A mulher vítima de violência psicológica, moral, econômica e até sexual, acaba fazendo acordo, pois está cansada. Cansada de lutar, exausta psicologicamente, exaurida economicamente, exausta fisicamente. Todas as mulheres, a mulher pobre, a mulher negra, a mulher branca, a mulher sozinha, a mulher trabalhadora, são todas violadas constantemente no seu dia a dia, nas suas vivências e convivências.
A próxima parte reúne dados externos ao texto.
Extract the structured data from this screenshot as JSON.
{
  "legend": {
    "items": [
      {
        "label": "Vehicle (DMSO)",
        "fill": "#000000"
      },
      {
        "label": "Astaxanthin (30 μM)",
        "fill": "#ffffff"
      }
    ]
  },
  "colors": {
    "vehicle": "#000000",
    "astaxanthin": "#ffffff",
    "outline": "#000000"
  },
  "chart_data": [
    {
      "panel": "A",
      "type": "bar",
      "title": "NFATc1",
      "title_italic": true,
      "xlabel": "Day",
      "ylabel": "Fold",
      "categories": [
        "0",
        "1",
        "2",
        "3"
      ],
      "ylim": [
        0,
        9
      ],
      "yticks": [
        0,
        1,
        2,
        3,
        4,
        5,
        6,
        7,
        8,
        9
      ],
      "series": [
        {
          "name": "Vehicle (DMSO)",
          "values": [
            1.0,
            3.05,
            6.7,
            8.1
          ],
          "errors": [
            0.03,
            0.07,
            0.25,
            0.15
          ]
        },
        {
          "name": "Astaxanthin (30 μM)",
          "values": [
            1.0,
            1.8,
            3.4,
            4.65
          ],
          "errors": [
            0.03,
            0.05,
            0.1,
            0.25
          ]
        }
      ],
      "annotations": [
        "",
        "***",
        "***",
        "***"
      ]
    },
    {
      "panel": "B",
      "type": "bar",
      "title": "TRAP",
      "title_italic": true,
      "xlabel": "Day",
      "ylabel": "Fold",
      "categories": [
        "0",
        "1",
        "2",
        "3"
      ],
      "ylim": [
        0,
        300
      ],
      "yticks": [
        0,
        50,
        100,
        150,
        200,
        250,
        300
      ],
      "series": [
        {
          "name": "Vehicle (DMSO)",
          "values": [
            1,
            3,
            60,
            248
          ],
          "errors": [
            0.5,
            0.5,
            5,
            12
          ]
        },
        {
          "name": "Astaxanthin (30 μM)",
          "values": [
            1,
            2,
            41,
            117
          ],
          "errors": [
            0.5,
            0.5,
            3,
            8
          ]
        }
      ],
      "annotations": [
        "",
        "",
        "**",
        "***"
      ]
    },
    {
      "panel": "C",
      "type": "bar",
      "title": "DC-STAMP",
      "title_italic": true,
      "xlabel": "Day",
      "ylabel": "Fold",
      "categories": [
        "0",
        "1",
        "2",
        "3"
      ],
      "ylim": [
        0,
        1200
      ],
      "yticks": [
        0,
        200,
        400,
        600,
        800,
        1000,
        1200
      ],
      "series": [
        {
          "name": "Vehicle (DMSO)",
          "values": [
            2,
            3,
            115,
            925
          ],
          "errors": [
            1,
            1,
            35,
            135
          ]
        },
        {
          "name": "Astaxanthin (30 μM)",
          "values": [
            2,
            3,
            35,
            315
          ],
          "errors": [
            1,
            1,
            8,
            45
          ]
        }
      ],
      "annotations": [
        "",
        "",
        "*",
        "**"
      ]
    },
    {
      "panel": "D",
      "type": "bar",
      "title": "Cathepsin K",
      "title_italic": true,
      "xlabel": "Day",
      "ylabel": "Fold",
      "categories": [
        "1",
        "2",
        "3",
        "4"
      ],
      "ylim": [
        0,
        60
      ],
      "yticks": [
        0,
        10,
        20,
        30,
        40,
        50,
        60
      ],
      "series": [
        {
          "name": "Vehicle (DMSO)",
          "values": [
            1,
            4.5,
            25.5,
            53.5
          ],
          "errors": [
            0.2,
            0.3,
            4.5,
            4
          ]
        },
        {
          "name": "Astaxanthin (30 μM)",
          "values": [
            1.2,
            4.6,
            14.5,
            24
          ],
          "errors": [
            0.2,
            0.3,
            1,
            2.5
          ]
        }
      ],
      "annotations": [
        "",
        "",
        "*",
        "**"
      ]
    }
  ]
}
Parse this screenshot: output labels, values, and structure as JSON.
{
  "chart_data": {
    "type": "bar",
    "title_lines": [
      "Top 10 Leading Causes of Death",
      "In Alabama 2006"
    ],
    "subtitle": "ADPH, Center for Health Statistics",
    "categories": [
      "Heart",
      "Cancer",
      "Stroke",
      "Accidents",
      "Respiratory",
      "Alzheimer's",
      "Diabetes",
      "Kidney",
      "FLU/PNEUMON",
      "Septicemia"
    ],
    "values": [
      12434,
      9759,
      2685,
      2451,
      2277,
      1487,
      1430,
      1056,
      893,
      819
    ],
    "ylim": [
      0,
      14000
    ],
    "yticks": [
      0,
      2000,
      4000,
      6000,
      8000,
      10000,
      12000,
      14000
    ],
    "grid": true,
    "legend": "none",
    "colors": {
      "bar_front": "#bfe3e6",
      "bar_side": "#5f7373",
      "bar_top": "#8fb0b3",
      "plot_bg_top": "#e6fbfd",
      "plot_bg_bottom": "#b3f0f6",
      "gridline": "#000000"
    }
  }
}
Há tempos colecionamos diferentes relatos, muito similares aos de Débora. Muitos casos concatenados, embora cada um guarde a sua singularidade. São muitas as redes que nos conectam. Neste caso, elas se calaram por oito meses. Mas, quando gritaram, a voz dessas mulheres chamou outras vozes. Não é mais possível viver em um país no qual o Sistema de Justiça dá voz, protege e legitima o agressor, fazendo com que a vítima seja violada ainda mais, durante o processo.
Não é preciso morrer para existir como vítima. Não aguentamos mais ver os números crescerem nas estatísticas de feminicídio. Parem de nos matar! Parem de nos calar. A partir de agora, estamos juntas, pela observância rigorosa da Lei Maria da Penha, pela aplicação da Lei da Alienação Parental sem o viés de gênero, ou seja, contra as mulheres, e pela atuação do Judiciário sem os ranços do patriarcado e do machismo, que permite a perpetuação da violência contra a mulher.
Vale dizer que no decorrer da semana, a vítima teve novamente concedida a Medida Protetiva, após apoio da Casa da Mulher Brasileira. Estaremos alertas e atentas para que seja permitida a ela a escolha de onde morar e como recomeçar sua vida, e para que esse processo não se estenda mais do que o necessário.